Melita Cavallo, “I segreti delle madri”
(Editori Laterza)
Melita Cavallo è stata fino a poco tempo fa presidente del Tribunale dei minorenni di Roma, e ha lavorato come giudice minorile a Milano, Napoli e Roma. Ha ricevuto la Legion d’Onore in Francia, ma soprattutto ha ascoltato migliaia di storie di famiglia, ha difeso bambini spaventati e donne non ancora arrese, si è infilata nei segreti più indicibili delle famiglie, e con ago e filo ha cercato di aggiustare, di trovare un modo, ha letto tutte le relazioni dei Servizi sociali, ma soprattutto ha guardato negli occhi questi ragazzi e ragazze, ha pensato a loro la notte, ha plasmato anche la sua vita sulle loro storie. Del suo libro precedente, “Si fa presto a dire famiglia”, sempre pubblicato da Laterza, mi era rimasto in mente un proverbio napoletano che Melita Cavallo aveva usato per spiegare, almeno in parte, il suicidio di un ragazzo di cui si era occupata in Tribunale. Era più o meno così: “Tu puoi vivere senza sapere perché, ma non puoi vivere senza sapere per chi”. Là si trattava di storie di bambini ostaggio di guerre fra i genitori, qui si tratta di bugie, di verità nascoste, di origini negate. C’è un livello altissimo di intensità, nel leggere le vere vite distrutte da un segreto e a volte salvate dalla verità.

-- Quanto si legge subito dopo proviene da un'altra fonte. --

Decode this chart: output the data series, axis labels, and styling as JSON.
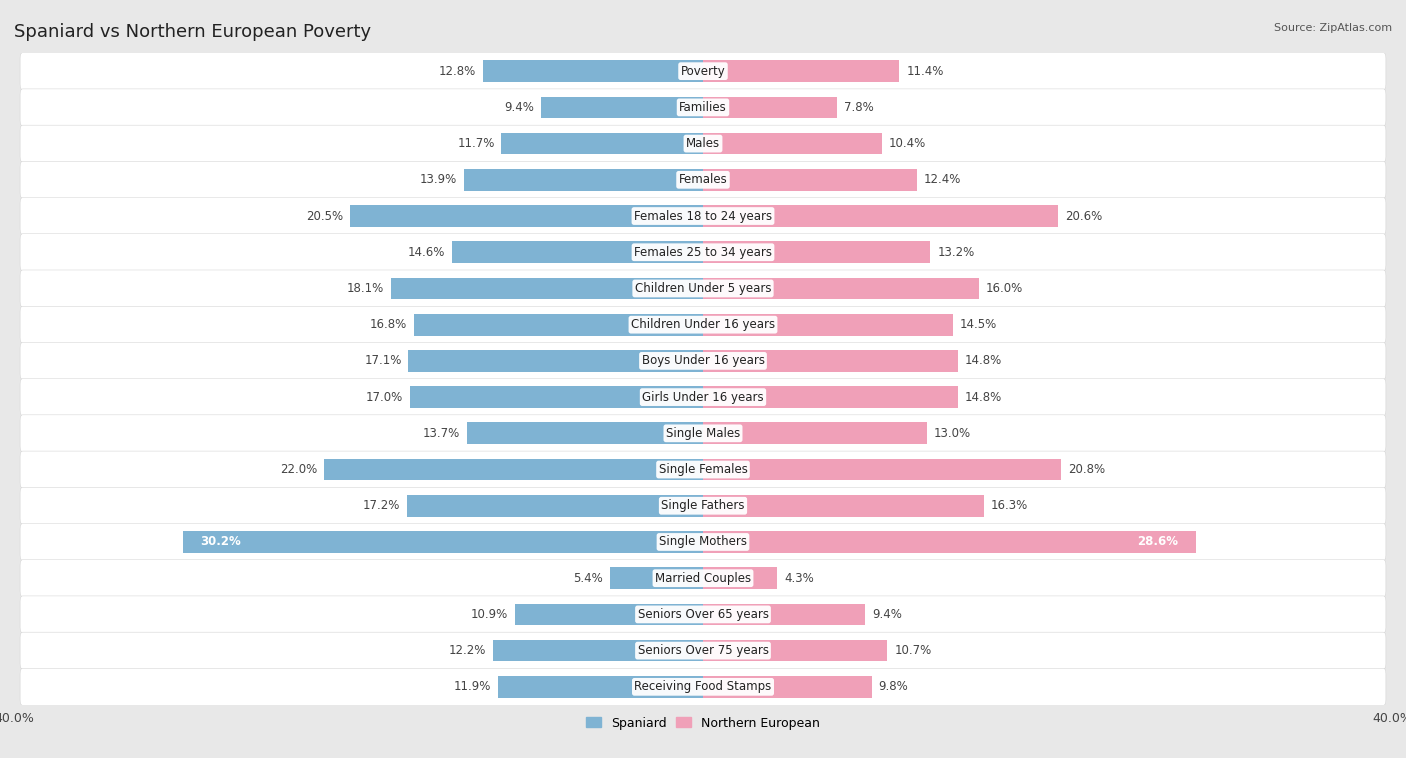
{
  "title": "Spaniard vs Northern European Poverty",
  "source": "Source: ZipAtlas.com",
  "categories": [
    "Poverty",
    "Families",
    "Males",
    "Females",
    "Females 18 to 24 years",
    "Females 25 to 34 years",
    "Children Under 5 years",
    "Children Under 16 years",
    "Boys Under 16 years",
    "Girls Under 16 years",
    "Single Males",
    "Single Females",
    "Single Fathers",
    "Single Mothers",
    "Married Couples",
    "Seniors Over 65 years",
    "Seniors Over 75 years",
    "Receiving Food Stamps"
  ],
  "spaniard": [
    12.8,
    9.4,
    11.7,
    13.9,
    20.5,
    14.6,
    18.1,
    16.8,
    17.1,
    17.0,
    13.7,
    22.0,
    17.2,
    30.2,
    5.4,
    10.9,
    12.2,
    11.9
  ],
  "northern_european": [
    11.4,
    7.8,
    10.4,
    12.4,
    20.6,
    13.2,
    16.0,
    14.5,
    14.8,
    14.8,
    13.0,
    20.8,
    16.3,
    28.6,
    4.3,
    9.4,
    10.7,
    9.8
  ],
  "spaniard_color": "#7fb3d3",
  "northern_european_color": "#f0a0b8",
  "highlight_rows": [
    13
  ],
  "max_value": 40.0,
  "background_color": "#e8e8e8",
  "row_bg_color": "#ffffff",
  "bar_height": 0.6,
  "label_fontsize": 8.5,
  "category_fontsize": 8.5,
  "title_fontsize": 13,
  "source_fontsize": 8
}
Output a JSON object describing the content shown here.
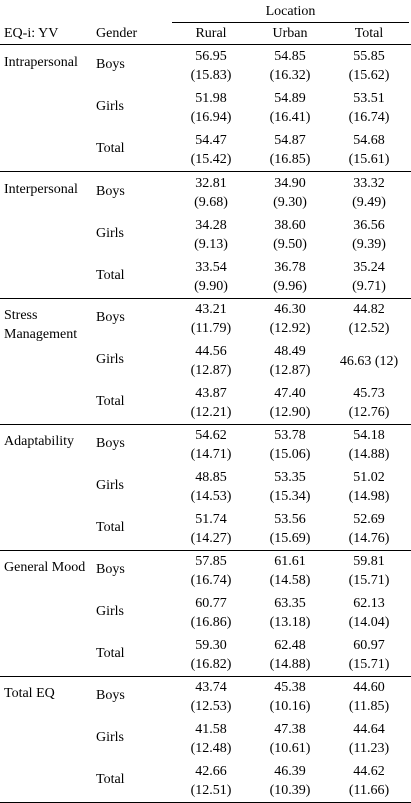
{
  "header": {
    "domain_col": "EQ-i: YV",
    "gender_col": "Gender",
    "location_group": "Location",
    "columns": [
      "Rural",
      "Urban",
      "Total"
    ]
  },
  "sections": [
    {
      "domain": "Intrapersonal",
      "rows": [
        {
          "gender": "Boys",
          "cells": [
            {
              "mean": "56.95",
              "sd": "(15.83)"
            },
            {
              "mean": "54.85",
              "sd": "(16.32)"
            },
            {
              "mean": "55.85",
              "sd": "(15.62)"
            }
          ]
        },
        {
          "gender": "Girls",
          "cells": [
            {
              "mean": "51.98",
              "sd": "(16.94)"
            },
            {
              "mean": "54.89",
              "sd": "(16.41)"
            },
            {
              "mean": "53.51",
              "sd": "(16.74)"
            }
          ]
        },
        {
          "gender": "Total",
          "cells": [
            {
              "mean": "54.47",
              "sd": "(15.42)"
            },
            {
              "mean": "54.87",
              "sd": "(16.85)"
            },
            {
              "mean": "54.68",
              "sd": "(15.61)"
            }
          ]
        }
      ]
    },
    {
      "domain": "Interpersonal",
      "rows": [
        {
          "gender": "Boys",
          "cells": [
            {
              "mean": "32.81",
              "sd": "(9.68)"
            },
            {
              "mean": "34.90",
              "sd": "(9.30)"
            },
            {
              "mean": "33.32",
              "sd": "(9.49)"
            }
          ]
        },
        {
          "gender": "Girls",
          "cells": [
            {
              "mean": "34.28",
              "sd": "(9.13)"
            },
            {
              "mean": "38.60",
              "sd": "(9.50)"
            },
            {
              "mean": "36.56",
              "sd": "(9.39)"
            }
          ]
        },
        {
          "gender": "Total",
          "cells": [
            {
              "mean": "33.54",
              "sd": "(9.90)"
            },
            {
              "mean": "36.78",
              "sd": "(9.96)"
            },
            {
              "mean": "35.24",
              "sd": "(9.71)"
            }
          ]
        }
      ]
    },
    {
      "domain": "Stress Management",
      "rows": [
        {
          "gender": "Boys",
          "cells": [
            {
              "mean": "43.21",
              "sd": "(11.79)"
            },
            {
              "mean": "46.30",
              "sd": "(12.92)"
            },
            {
              "mean": "44.82",
              "sd": "(12.52)"
            }
          ]
        },
        {
          "gender": "Girls",
          "cells": [
            {
              "mean": "44.56",
              "sd": "(12.87)"
            },
            {
              "mean": "48.49",
              "sd": "(12.87)"
            },
            {
              "mean": "46.63 (12)",
              "sd": ""
            }
          ]
        },
        {
          "gender": "Total",
          "cells": [
            {
              "mean": "43.87",
              "sd": "(12.21)"
            },
            {
              "mean": "47.40",
              "sd": "(12.90)"
            },
            {
              "mean": "45.73",
              "sd": "(12.76)"
            }
          ]
        }
      ]
    },
    {
      "domain": "Adaptability",
      "rows": [
        {
          "gender": "Boys",
          "cells": [
            {
              "mean": "54.62",
              "sd": "(14.71)"
            },
            {
              "mean": "53.78",
              "sd": "(15.06)"
            },
            {
              "mean": "54.18",
              "sd": "(14.88)"
            }
          ]
        },
        {
          "gender": "Girls",
          "cells": [
            {
              "mean": "48.85",
              "sd": "(14.53)"
            },
            {
              "mean": "53.35",
              "sd": "(15.34)"
            },
            {
              "mean": "51.02",
              "sd": "(14.98)"
            }
          ]
        },
        {
          "gender": "Total",
          "cells": [
            {
              "mean": "51.74",
              "sd": "(14.27)"
            },
            {
              "mean": "53.56",
              "sd": "(15.69)"
            },
            {
              "mean": "52.69",
              "sd": "(14.76)"
            }
          ]
        }
      ]
    },
    {
      "domain": "General Mood",
      "rows": [
        {
          "gender": "Boys",
          "cells": [
            {
              "mean": "57.85",
              "sd": "(16.74)"
            },
            {
              "mean": "61.61",
              "sd": "(14.58)"
            },
            {
              "mean": "59.81",
              "sd": "(15.71)"
            }
          ]
        },
        {
          "gender": "Girls",
          "cells": [
            {
              "mean": "60.77",
              "sd": "(16.86)"
            },
            {
              "mean": "63.35",
              "sd": "(13.18)"
            },
            {
              "mean": "62.13",
              "sd": "(14.04)"
            }
          ]
        },
        {
          "gender": "Total",
          "cells": [
            {
              "mean": "59.30",
              "sd": "(16.82)"
            },
            {
              "mean": "62.48",
              "sd": "(14.88)"
            },
            {
              "mean": "60.97",
              "sd": "(15.71)"
            }
          ]
        }
      ]
    },
    {
      "domain": "Total EQ",
      "rows": [
        {
          "gender": "Boys",
          "cells": [
            {
              "mean": "43.74",
              "sd": "(12.53)"
            },
            {
              "mean": "45.38",
              "sd": "(10.16)"
            },
            {
              "mean": "44.60",
              "sd": "(11.85)"
            }
          ]
        },
        {
          "gender": "Girls",
          "cells": [
            {
              "mean": "41.58",
              "sd": "(12.48)"
            },
            {
              "mean": "47.38",
              "sd": "(10.61)"
            },
            {
              "mean": "44.64",
              "sd": "(11.23)"
            }
          ]
        },
        {
          "gender": "Total",
          "cells": [
            {
              "mean": "42.66",
              "sd": "(12.51)"
            },
            {
              "mean": "46.39",
              "sd": "(10.39)"
            },
            {
              "mean": "44.62",
              "sd": "(11.66)"
            }
          ]
        }
      ]
    }
  ]
}
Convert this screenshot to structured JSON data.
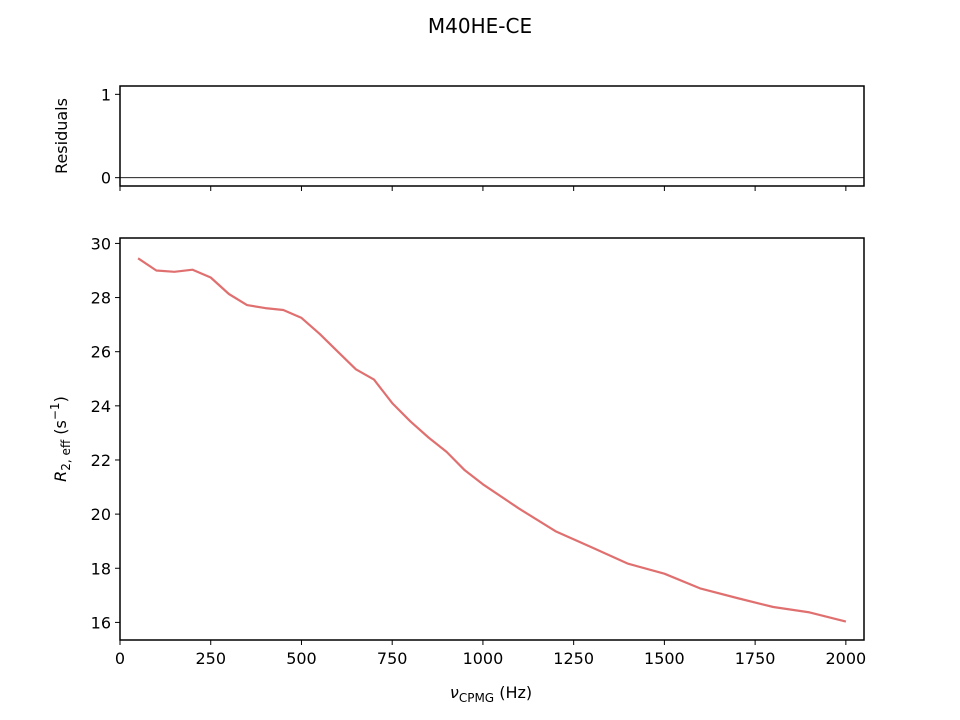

La storia di Adelina, che partorì a dodici anni per una violenza subita da una fratellastro, e diede il figlio in adozione, e da adulta non aveva mai osato pronunciare la sua storia, e non osava raccontare la sua vita al marito perché aveva paura di essere abbandonata da tutti, e non rimaneva incinta per il terrore, non riusciva nemmeno a pensare alla verità che la tormentava e piangeva soltanto, fino alla liberazione e alla rinascita, attraverso la confessione di “quella verità di quando ero piccola”, di quella notte in cui aveva troppo freddo e il suo fratellastro l’aveva riscaldata. “Spesso in famiglia il conflitto esplode e si palesa quando il velo di menzogne si squarcia. Custode della verità è spesso la madre. A volte per paura, a volte per debolezza, spesso con le migliori intenzioni, è la donna che più di frequente si illude di poter salvaguardare l’integrità della propria famiglia continuando a mantenere un segreto. Ma quasi sempre si rivela un errore”. Forse allora c’è un rapporto fra la verità e la felicità, se la mancanza di verità provoca tormenti che si trasformano in casi giudiziari, e portano a distruggere una famiglia nel profondo, fino a che non c’è più nulla da salvare. In questo libro ci sono dodici storie di verità svelate e di segreti impossibili da portare avanti, e la metà riguarda la ricerca delle proprie origini. Il segreto sulla nascita, la risposta alla domanda: per chi vivo.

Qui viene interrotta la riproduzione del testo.